Your book talks about how Christianity has morphed. How do you see this continuing?
It’s quite clear that Pentecostalism is a huge part of the expansion of Christianity. There are many reasons for that (apart from faith-based reasons): in some places an admiration for US culture, in some places an assertion of local culture, in some a rebellion against the excessively text-based nature of Evangelical Protestantism. At present Pentecostalism does frequently echo what conservative Evangelicals say about morality. But its early relations with conservative Evangelicalism were extremely hostile, even though even they sounded rather similar on many issues. In the 1940s, there was a reconciliation with many Pentecostals and Evangelicals, and in particular on theological education. So the similarities increased. I do not think that this is necessarily the future. Pentecostalism is based on the wordless, the spontaneous action of the Spirit. Not necessarily on the text of the Bible. We have been here before, with the Quakers in the seventeenth century. The same pattern may develop, and much Pentecostalism may develop in its own very different way.
You were recently published in the Guardian about compulsory celibacy and the clergy. What lead you to publish this and why now?
The simple answer is that they asked me to. But the fact is that all Western Churches, not just in the UK, are painfully having to face up to questions of sex and sexuality, and the more we talk about aspects of these issues, and look at their history, the better. Both conservative Catholics and fundamentalists find the issue very difficult, and there are probably ways of accounting for that. What strikes me about ultra-conservatives in every faith (probably best to confine the word ‘fundamentalism’ to Christianity and not transfer it) is just how angry it is.

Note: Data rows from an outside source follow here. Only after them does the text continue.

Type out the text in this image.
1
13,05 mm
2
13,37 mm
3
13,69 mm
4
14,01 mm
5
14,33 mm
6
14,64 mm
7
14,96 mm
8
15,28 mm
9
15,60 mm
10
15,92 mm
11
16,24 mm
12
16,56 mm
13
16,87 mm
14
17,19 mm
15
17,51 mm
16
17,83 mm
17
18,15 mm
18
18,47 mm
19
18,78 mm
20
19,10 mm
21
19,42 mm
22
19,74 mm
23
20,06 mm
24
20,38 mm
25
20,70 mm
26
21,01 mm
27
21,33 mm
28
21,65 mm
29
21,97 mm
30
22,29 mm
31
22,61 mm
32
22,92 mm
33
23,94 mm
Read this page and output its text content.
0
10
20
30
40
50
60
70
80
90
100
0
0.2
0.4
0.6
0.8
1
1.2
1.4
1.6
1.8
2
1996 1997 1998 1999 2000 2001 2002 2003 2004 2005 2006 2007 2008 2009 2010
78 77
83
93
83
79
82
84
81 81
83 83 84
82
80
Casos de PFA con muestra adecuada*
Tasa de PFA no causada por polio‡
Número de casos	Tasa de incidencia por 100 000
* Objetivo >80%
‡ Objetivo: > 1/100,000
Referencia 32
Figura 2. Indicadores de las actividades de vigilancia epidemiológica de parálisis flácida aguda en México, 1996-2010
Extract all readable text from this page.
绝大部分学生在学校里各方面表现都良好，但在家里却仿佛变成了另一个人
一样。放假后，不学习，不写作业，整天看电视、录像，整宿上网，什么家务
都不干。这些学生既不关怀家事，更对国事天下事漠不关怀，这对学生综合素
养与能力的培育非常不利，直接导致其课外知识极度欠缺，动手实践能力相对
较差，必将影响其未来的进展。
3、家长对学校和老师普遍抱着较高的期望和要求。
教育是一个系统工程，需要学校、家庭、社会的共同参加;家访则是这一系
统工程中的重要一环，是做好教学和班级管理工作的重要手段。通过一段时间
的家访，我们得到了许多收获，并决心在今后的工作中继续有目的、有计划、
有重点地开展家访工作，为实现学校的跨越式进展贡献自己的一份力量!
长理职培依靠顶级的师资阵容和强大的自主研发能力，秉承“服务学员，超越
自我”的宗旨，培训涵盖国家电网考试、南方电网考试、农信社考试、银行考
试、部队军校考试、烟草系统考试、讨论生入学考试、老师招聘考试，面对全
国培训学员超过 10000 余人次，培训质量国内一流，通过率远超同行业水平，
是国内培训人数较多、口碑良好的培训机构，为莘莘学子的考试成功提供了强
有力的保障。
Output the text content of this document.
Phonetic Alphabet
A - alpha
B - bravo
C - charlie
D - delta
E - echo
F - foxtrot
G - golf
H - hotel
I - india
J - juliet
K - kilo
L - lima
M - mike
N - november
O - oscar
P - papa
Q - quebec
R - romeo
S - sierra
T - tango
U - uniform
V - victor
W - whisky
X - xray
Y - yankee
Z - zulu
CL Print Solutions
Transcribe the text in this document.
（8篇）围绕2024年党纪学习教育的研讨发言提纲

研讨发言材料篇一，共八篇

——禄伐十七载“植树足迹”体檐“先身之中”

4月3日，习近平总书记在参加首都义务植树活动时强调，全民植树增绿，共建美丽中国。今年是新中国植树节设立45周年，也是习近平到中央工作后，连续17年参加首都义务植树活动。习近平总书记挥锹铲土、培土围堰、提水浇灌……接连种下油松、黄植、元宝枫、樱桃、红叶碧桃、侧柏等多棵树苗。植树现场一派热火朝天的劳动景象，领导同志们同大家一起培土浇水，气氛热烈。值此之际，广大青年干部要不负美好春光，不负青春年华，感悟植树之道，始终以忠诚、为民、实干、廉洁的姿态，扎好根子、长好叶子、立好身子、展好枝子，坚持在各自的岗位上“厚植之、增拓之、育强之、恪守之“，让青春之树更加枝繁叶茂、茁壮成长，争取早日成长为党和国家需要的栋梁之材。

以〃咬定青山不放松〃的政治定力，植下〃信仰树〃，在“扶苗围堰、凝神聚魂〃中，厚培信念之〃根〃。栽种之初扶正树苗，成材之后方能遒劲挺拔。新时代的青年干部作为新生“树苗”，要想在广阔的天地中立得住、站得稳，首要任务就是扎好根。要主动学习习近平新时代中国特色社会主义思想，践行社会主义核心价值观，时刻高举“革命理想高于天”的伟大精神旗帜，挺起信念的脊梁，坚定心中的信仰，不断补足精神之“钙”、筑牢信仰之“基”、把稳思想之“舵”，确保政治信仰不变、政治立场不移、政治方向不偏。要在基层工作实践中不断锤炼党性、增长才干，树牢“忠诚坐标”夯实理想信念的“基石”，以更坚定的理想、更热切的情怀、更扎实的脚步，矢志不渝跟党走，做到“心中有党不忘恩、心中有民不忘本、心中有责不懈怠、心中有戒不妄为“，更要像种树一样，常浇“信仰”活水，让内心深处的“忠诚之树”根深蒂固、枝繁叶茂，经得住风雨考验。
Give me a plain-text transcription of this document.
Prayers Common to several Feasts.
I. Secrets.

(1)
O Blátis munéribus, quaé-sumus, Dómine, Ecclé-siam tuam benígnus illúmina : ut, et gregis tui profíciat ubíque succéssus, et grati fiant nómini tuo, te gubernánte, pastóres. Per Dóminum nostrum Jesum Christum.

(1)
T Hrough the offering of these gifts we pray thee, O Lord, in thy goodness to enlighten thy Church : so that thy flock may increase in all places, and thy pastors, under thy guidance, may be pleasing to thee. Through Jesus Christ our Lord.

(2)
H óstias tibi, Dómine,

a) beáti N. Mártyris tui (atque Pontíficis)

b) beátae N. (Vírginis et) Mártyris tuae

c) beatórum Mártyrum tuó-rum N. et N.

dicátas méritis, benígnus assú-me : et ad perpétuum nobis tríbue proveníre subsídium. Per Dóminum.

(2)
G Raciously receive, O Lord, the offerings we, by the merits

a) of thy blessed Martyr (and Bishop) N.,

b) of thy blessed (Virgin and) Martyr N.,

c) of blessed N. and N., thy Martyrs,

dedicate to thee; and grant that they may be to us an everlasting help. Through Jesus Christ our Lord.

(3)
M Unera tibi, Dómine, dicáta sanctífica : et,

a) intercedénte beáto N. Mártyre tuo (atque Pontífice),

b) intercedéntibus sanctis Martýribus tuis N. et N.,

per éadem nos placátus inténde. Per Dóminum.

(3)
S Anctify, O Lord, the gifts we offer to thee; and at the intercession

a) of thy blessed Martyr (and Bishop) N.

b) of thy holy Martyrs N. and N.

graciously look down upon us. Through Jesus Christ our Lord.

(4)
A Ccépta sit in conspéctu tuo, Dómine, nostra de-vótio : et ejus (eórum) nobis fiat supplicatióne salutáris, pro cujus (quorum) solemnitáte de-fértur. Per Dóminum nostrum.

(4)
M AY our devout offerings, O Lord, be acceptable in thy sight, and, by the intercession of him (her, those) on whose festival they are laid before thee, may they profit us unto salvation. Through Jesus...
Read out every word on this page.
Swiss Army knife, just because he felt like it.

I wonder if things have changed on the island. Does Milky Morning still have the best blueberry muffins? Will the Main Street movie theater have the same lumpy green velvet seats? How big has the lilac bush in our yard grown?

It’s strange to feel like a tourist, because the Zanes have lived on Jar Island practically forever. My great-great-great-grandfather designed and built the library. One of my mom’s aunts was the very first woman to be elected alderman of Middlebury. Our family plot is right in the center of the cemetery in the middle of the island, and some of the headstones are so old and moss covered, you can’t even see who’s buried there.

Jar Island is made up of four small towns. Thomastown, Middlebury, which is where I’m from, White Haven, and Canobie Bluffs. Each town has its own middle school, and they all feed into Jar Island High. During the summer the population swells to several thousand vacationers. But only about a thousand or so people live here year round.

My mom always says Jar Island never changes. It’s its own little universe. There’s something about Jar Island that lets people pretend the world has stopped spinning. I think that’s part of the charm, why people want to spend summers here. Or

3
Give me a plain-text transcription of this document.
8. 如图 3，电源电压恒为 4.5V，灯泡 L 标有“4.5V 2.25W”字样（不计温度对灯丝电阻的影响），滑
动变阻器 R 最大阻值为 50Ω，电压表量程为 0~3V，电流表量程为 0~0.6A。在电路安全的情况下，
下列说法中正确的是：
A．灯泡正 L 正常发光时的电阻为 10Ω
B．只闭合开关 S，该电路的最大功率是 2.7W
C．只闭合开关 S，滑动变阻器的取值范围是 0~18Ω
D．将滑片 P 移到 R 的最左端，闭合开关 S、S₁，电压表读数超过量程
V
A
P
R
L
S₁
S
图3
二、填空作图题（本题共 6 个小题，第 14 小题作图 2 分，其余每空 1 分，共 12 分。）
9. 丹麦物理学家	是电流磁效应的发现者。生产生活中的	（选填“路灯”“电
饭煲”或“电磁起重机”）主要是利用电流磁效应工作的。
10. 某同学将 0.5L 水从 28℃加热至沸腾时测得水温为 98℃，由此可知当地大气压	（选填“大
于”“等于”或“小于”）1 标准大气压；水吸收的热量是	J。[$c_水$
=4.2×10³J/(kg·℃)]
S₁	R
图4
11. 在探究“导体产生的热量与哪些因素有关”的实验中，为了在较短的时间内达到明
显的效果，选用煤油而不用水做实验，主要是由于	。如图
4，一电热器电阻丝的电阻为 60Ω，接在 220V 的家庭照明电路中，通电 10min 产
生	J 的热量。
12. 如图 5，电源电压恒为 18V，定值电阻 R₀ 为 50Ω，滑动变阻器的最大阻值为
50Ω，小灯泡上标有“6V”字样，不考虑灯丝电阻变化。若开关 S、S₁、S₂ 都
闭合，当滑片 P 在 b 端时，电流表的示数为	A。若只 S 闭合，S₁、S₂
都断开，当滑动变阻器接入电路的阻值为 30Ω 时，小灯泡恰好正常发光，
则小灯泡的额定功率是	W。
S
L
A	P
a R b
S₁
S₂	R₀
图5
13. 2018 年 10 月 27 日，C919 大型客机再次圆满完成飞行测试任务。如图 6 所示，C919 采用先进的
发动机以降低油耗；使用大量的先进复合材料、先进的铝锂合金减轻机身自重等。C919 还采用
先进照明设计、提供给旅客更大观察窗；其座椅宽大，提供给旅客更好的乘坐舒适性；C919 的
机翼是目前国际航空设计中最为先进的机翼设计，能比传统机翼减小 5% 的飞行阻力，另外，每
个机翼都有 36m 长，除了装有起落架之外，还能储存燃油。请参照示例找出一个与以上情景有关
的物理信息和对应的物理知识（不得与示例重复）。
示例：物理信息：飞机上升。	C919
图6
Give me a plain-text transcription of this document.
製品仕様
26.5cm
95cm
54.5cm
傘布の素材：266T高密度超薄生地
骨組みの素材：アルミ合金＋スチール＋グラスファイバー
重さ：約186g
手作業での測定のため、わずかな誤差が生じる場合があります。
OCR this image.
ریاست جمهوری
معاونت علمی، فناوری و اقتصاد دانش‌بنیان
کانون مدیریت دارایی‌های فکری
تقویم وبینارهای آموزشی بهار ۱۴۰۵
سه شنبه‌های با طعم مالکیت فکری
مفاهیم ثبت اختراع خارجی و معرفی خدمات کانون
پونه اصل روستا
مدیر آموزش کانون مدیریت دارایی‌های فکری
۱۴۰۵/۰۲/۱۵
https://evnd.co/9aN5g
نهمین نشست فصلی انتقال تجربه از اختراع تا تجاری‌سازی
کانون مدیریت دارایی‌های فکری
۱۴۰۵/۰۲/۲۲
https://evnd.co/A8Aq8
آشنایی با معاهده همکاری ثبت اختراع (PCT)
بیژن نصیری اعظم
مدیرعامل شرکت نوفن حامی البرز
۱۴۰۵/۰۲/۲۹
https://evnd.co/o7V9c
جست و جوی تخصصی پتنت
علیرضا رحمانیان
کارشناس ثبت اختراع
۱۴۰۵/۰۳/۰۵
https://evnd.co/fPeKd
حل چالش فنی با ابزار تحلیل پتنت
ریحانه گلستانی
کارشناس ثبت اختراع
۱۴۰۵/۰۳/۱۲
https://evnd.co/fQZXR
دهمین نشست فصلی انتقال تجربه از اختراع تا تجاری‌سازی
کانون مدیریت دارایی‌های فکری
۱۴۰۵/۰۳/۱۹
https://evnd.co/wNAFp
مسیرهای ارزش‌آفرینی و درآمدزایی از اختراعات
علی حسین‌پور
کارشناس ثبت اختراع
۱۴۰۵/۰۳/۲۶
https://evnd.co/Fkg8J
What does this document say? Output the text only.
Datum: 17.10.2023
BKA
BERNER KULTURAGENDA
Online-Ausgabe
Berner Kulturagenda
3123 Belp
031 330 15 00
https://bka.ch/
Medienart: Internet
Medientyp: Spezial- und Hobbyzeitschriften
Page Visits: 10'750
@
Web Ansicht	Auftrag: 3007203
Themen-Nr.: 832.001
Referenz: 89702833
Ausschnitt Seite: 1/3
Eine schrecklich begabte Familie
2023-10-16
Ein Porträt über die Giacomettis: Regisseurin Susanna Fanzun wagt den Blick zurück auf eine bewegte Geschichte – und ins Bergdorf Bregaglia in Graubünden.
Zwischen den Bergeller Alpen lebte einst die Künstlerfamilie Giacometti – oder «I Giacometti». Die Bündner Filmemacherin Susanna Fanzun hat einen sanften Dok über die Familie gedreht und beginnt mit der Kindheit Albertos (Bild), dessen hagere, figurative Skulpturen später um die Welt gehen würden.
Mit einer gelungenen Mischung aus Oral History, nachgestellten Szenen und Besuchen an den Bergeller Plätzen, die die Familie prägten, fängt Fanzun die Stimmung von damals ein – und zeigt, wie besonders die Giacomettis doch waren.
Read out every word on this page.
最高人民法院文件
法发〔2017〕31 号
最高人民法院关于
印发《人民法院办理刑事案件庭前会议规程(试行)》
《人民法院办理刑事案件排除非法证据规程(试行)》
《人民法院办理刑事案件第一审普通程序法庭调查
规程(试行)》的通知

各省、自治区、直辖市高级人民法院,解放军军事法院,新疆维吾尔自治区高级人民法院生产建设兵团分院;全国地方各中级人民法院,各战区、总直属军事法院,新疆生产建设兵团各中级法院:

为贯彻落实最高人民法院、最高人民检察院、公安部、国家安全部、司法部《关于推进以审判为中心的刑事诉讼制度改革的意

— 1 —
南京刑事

Such anger can’t just come from an intellectual reaction; it is a cry of rage at an attack at a very deep level on one’s identity. Tentatively I would explain it as a howl of rage by heterosexual men who feel that their traditional place at the top of the human pecking order has been threatened, especially by the new roles which women are claiming for themselves. Much of the anger is diverted into anger about the new place in ordinary mainstream life which homosexual men and lesbians are finding for themselves, but the real issue is the loss of power and prestige by traditional male elites and those men who expected to succeed to that power and prestige. So the issue is about maleness. The issues raised by clerical celibacy imposed on Roman Catholic clergy and on gay Anglican clergy are part of that wider angst.
Tell us how Islam and Christianity borrow from another?
I think that I’ll duck that question as it will steal the thunder of my lecture. But I will give you one hint about one angle: where do minarets come from? They’re not in the Qur’an.